Redis Distributed Lock: SET NX PX Done Right + Retry Strategies
Distributed locks are deceptively simple. SET key value NX PX 30000 — done, right? Not quite. There are at least five ways to get it wrong. This guide shows you the correct implementation and the pitfalls that trip up even experienced engineers.
The Problem
In a distributed system, multiple processes need to coordinate access to a shared resource. Without a lock:
- Two workers process the same job.
- Two servers update the same database row simultaneously.
- A payment gets charged twice.
The Correct Pattern: SET NX PX
The modern way to acquire a lock in Redis:
SET lock:order:5001 "worker-a-uuid" NX PX 30000
This single command does three things atomically:
NX: Only set if the key does not exist (acquire lock).PX 30000: Auto-expire after 30 seconds (prevent deadlock).- The value is a unique identifier (for safe unlock).
Try It
SET lock:order:5001 "worker-a-uuid" NX PX 30000
SET lock:order:5001 "worker-b-uuid" NX PX 30000
GET lock:order:5001
TTL lock:order:5001
The second SET returns nil — worker B failed to acquire the lock. Worker A holds it.
Why the Value Must Be Unique
The value identifies who holds the lock. Without it, you can accidentally release someone else's lock.
The Dangerous Pattern
Worker A acquires lock (TTL 10s)
Worker A takes 15 seconds to process (lock expires!)

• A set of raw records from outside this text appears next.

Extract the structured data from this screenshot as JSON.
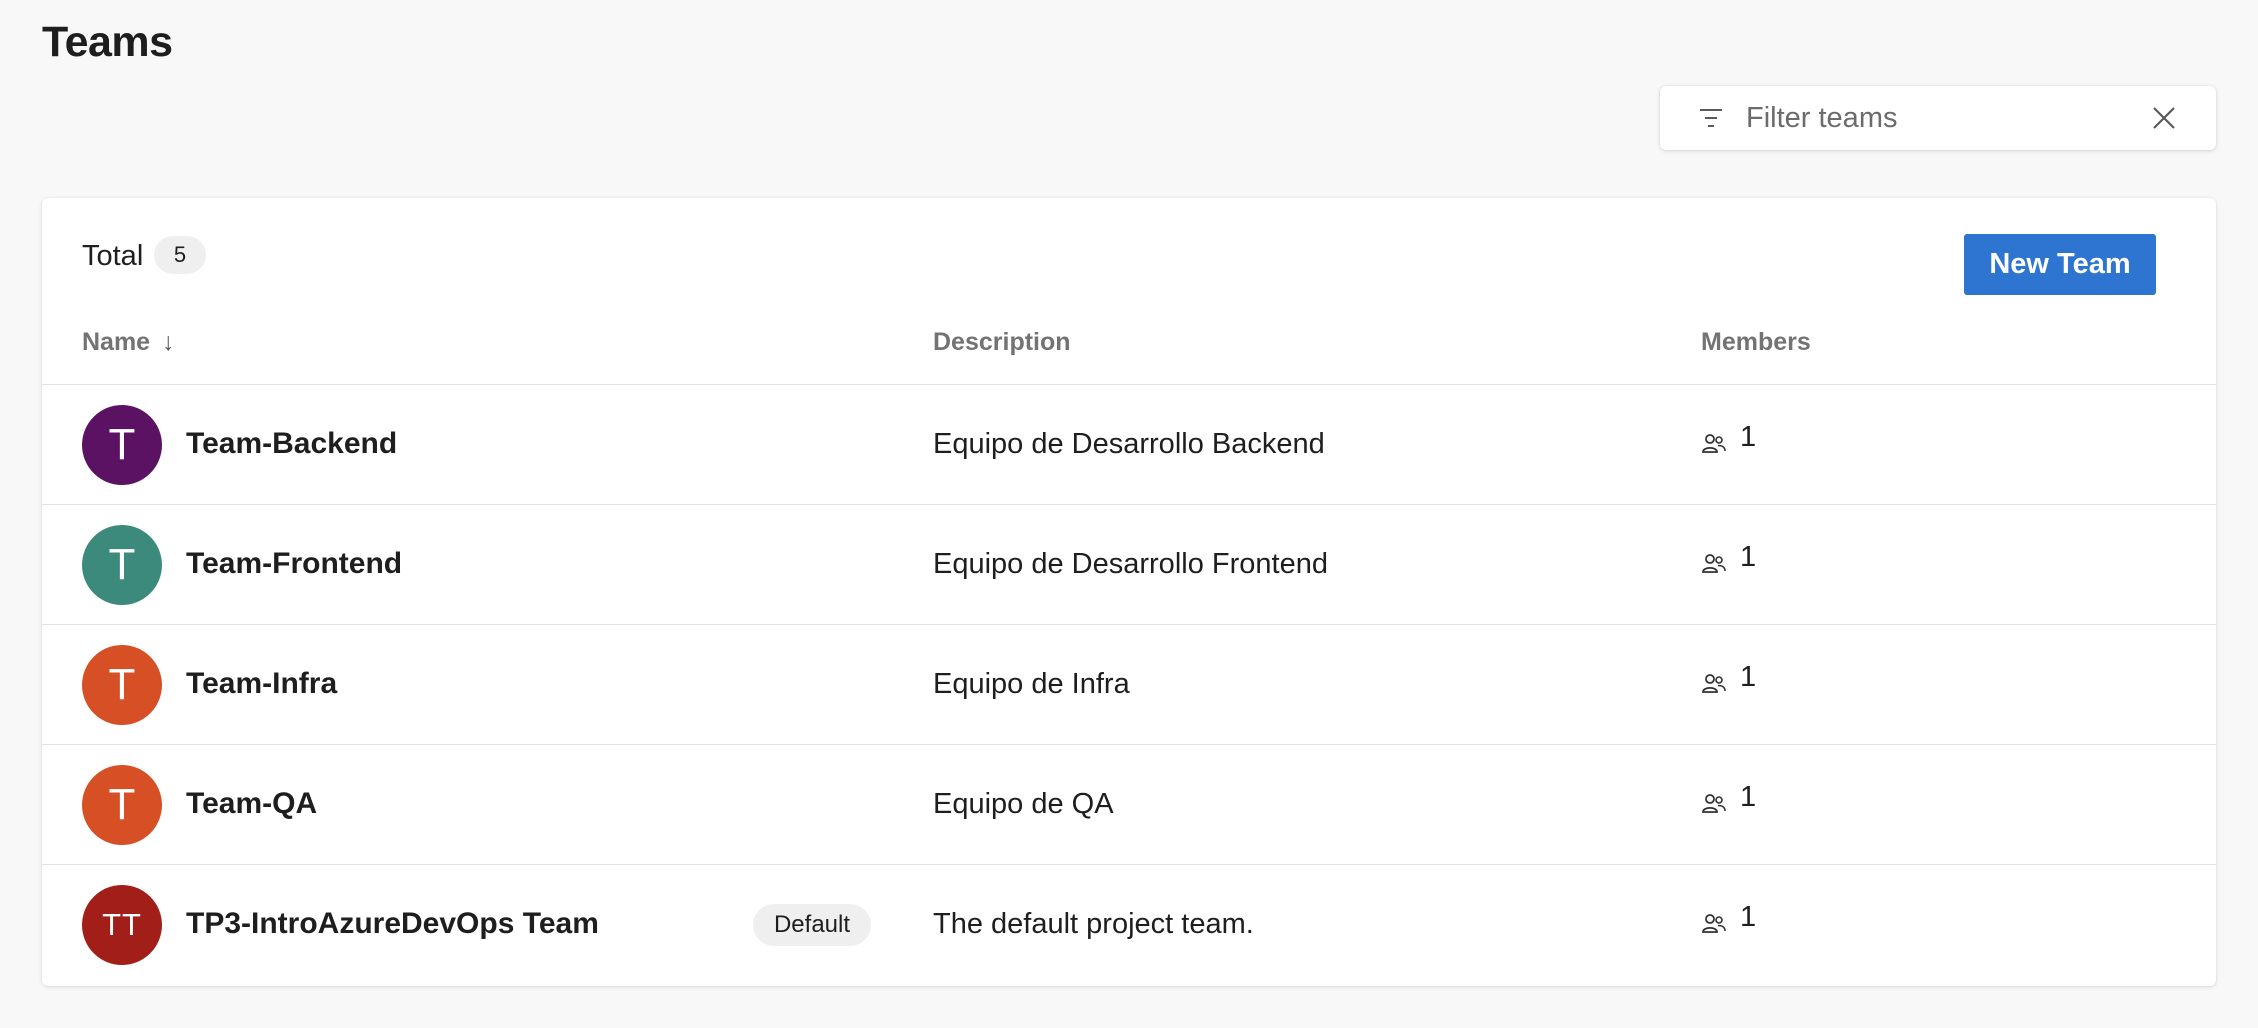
{
  "page": {
    "title": "Teams"
  },
  "filter": {
    "placeholder": "Filter teams",
    "value": "",
    "icon": "filter-icon",
    "clear_icon": "close-icon"
  },
  "summary": {
    "total_label": "Total",
    "total_count": "5"
  },
  "toolbar": {
    "new_team_label": "New Team",
    "accent_color": "#2d75d0"
  },
  "columns": {
    "name": "Name",
    "name_sort_indicator": "↓",
    "description": "Description",
    "members": "Members"
  },
  "teams": [
    {
      "initials": "T",
      "avatar_color": "#5c1263",
      "name": "Team-Backend",
      "badge": "",
      "description": "Equipo de Desarrollo Backend",
      "members": "1"
    },
    {
      "initials": "T",
      "avatar_color": "#3b8a7b",
      "name": "Team-Frontend",
      "badge": "",
      "description": "Equipo de Desarrollo Frontend",
      "members": "1"
    },
    {
      "initials": "T",
      "avatar_color": "#d64f25",
      "name": "Team-Infra",
      "badge": "",
      "description": "Equipo de Infra",
      "members": "1"
    },
    {
      "initials": "T",
      "avatar_color": "#d64f25",
      "name": "Team-QA",
      "badge": "",
      "description": "Equipo de QA",
      "members": "1"
    },
    {
      "initials": "TT",
      "avatar_color": "#a21e19",
      "name": "TP3-IntroAzureDevOps Team",
      "badge": "Default",
      "description": "The default project team.",
      "members": "1"
    }
  ]
}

Worker B acquires the now-free lock
Worker A finishes and DELs the lock
Worker B thinks it has the lock, but it was just deleted
Worker C acquires the lock — now B and C both think they have it
The Safe Unlock
Only delete the lock if you still own it. This requires a Lua script for atomicity:
# Pseudocode (Lua script):
if redis.call("GET", key) == my_uuid then
redis.call("DEL", key)
end
In Redis commands, you can verify ownership before deleting:
SET lock:resource:1 "uuid-abc-123" NX PX 30000
GET lock:resource:1
DEL lock:resource:1
But note: the GET + DEL is NOT atomic without Lua. In production, always use a Lua script.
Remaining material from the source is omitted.